Use the Cohere text generation API and the Replicate image generation API together to generate text-and-image pairs
(c) Andrew Wren 2022. MIT Licence but note that to run you need API keys and to agree to comply with Cohere and Replicate's terms.
Portrait of the actress Marlene Dietrich
This project uses a transformer text generator, trained with an appropriate prompt, to generate a very short piece of text. This text is then used by a stable diffusion image generator to generate a corresponding image.

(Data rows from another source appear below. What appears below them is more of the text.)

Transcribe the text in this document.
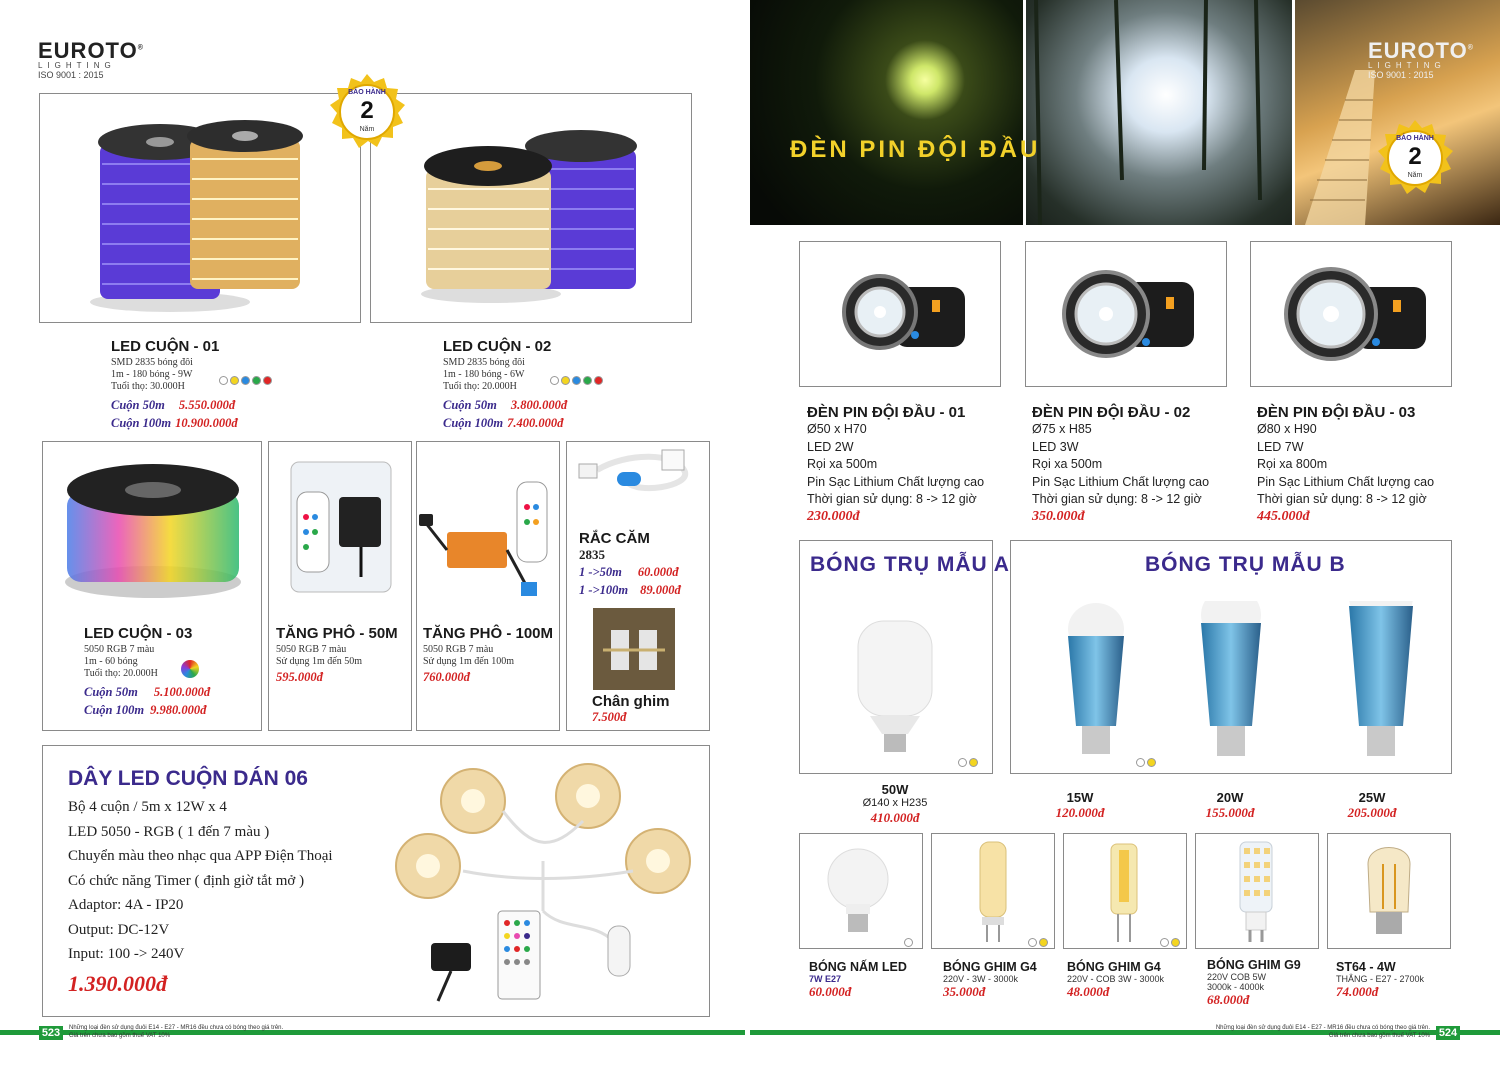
EUROTO®
LIGHTING
ISO 9001 : 2015
BẢO HÀNH
2
Năm
LED CUỘN - 01
SMD 2835 bóng đôi
1m - 180 bóng - 9W
Tuổi thọ: 30.000H
Cuộn 50m 5.550.000đ
Cuộn 100m 10.900.000đ
LED CUỘN - 02
SMD 2835 bóng đôi
1m - 180 bóng - 6W
Tuổi thọ: 20.000H
Cuộn 50m 3.800.000đ
Cuộn 100m 7.400.000đ
LED CUỘN - 03
5050 RGB 7 màu
1m - 60 bóng
Tuổi thọ: 20.000H
Cuộn 50m 5.100.000đ
Cuộn 100m 9.980.000đ
TĂNG PHÔ - 50M
5050 RGB 7 màu
Sử dụng 1m đến 50m
595.000đ
TĂNG PHÔ - 100M
5050 RGB 7 màu
Sử dụng 1m đến 100m
760.000đ
RẮC CĂM
2835
1 ->50m 60.000đ
1 ->100m 89.000đ
Chân ghim
7.500đ
DÂY LED CUỘN DÁN 06
Bộ 4 cuộn / 5m x 12W x 4
LED 5050 - RGB ( 1 đến 7 màu )
Chuyển màu theo nhạc qua APP Điện Thoại
Có chức năng Timer ( định giờ tắt mở )
Adaptor: 4A - IP20
Output: DC-12V
Input: 100 -> 240V
1.390.000đ
523	Những loại đèn sử dụng đuôi E14 - E27 - MR16 đều chưa có bóng theo giá trên.
Giá trên chưa bao gồm thuế VAT 10%
ĐÈN PIN ĐỘI ĐẦU
EUROTO®
LIGHTING
ISO 9001 : 2015
BẢO HÀNH
2
Năm
ĐÈN PIN ĐỘI ĐẦU - 01
Ø50 x H70
LED 2W
Rọi xa 500m
Pin Sạc Lithium Chất lượng cao
Thời gian sử dụng: 8 -> 12 giờ
230.000đ
ĐÈN PIN ĐỘI ĐẦU - 02
Ø75 x H85
LED 3W
Rọi xa 500m
Pin Sạc Lithium Chất lượng cao
Thời gian sử dụng: 8 -> 12 giờ
350.000đ
ĐÈN PIN ĐỘI ĐẦU - 03
Ø80 x H90
LED 7W
Rọi xa 800m
Pin Sạc Lithium Chất lượng cao
Thời gian sử dụng: 8 -> 12 giờ
445.000đ
BÓNG TRỤ MẪU A	BÓNG TRỤ MẪU B
50W
Ø140 x H235
410.000đ
15W
120.000đ
20W
155.000đ
25W
205.000đ
BÓNG NẤM LED
7W E27
60.000đ
BÓNG GHIM G4
220V - 3W - 3000k
35.000đ
BÓNG GHIM G4
220V - COB 3W - 3000k
48.000đ
BÓNG GHIM G9
220V COB 5W
3000k - 4000k
68.000đ
ST64 - 4W
THẲNG - E27 - 2700k
74.000đ
524
Những loại đèn sử dụng đuôi E14 - E27 - MR16 đều chưa có bóng theo giá trên.
Giá trên chưa bao gồm thuế VAT 10%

PROMPT | -gen-> | 'Portrait of the actress Marlene Dietrich' | -gen-> |
In my experience about two-thirds of the images are 'good' in terms of both image
quality and fit to the text. This is, of course, a subjective judgement! See 30 examples in the \examples
directory, which I have split into
Good
and Bad
sub-directories.
Start by looking at the text-and-image pairs in the
/examples/
directory, which I have divided, subjectively, into Good
and
Bad
sub-directories.
These pairs were generated using main.py
.
To generate more yourself:
(1) After cloning the repo, create a conda environment by running conda env create -f environment.yml
in the repo root directory.
(2) Get API keys from Cohere and Replicate.
Enter them in /lib/api_key_template.py
as
indicated, and then rename it to /lib/api_key_template.py
. DO NOT add
this file to git or otherwise share it as it now contains your API keys.
NOTE that, depending on quantity of generations used, you may need to pay for
usage of these API keys.
(3) Run the Python program main.py
to generate ten text-and-image pairs
which can then be found in the /generate/
directory. The number to generate
can be altered by using -n <number>
as command line argument.
The prompt used (PROMPT
in /lib/settings.py
) is important for the
quality of the pairs generated. A very simple prompt like 'Draw an artistic picture of'
generates more Bad pairs than Good pairs. The prompt
currently used has a rate of about 1 Bad to every 2 Good. "Mileage may vary";
your views on Good and Bad may differ from mine! Can you find further
improved prompts?
Try also using more Cohere tools. I found that training a
classifier
on Good and Bad examples, and then using this classification as a filter,
helped poor prompts, but getting a good prompt was more effective. Visualisation of
embeddings
associated with the text does not suggest a particularly close relationship
between these (mean over token) embeddings but maybe that will change if
you improve the prompt further. See /resources/
for classifier.py
and
embedder.py
which may help.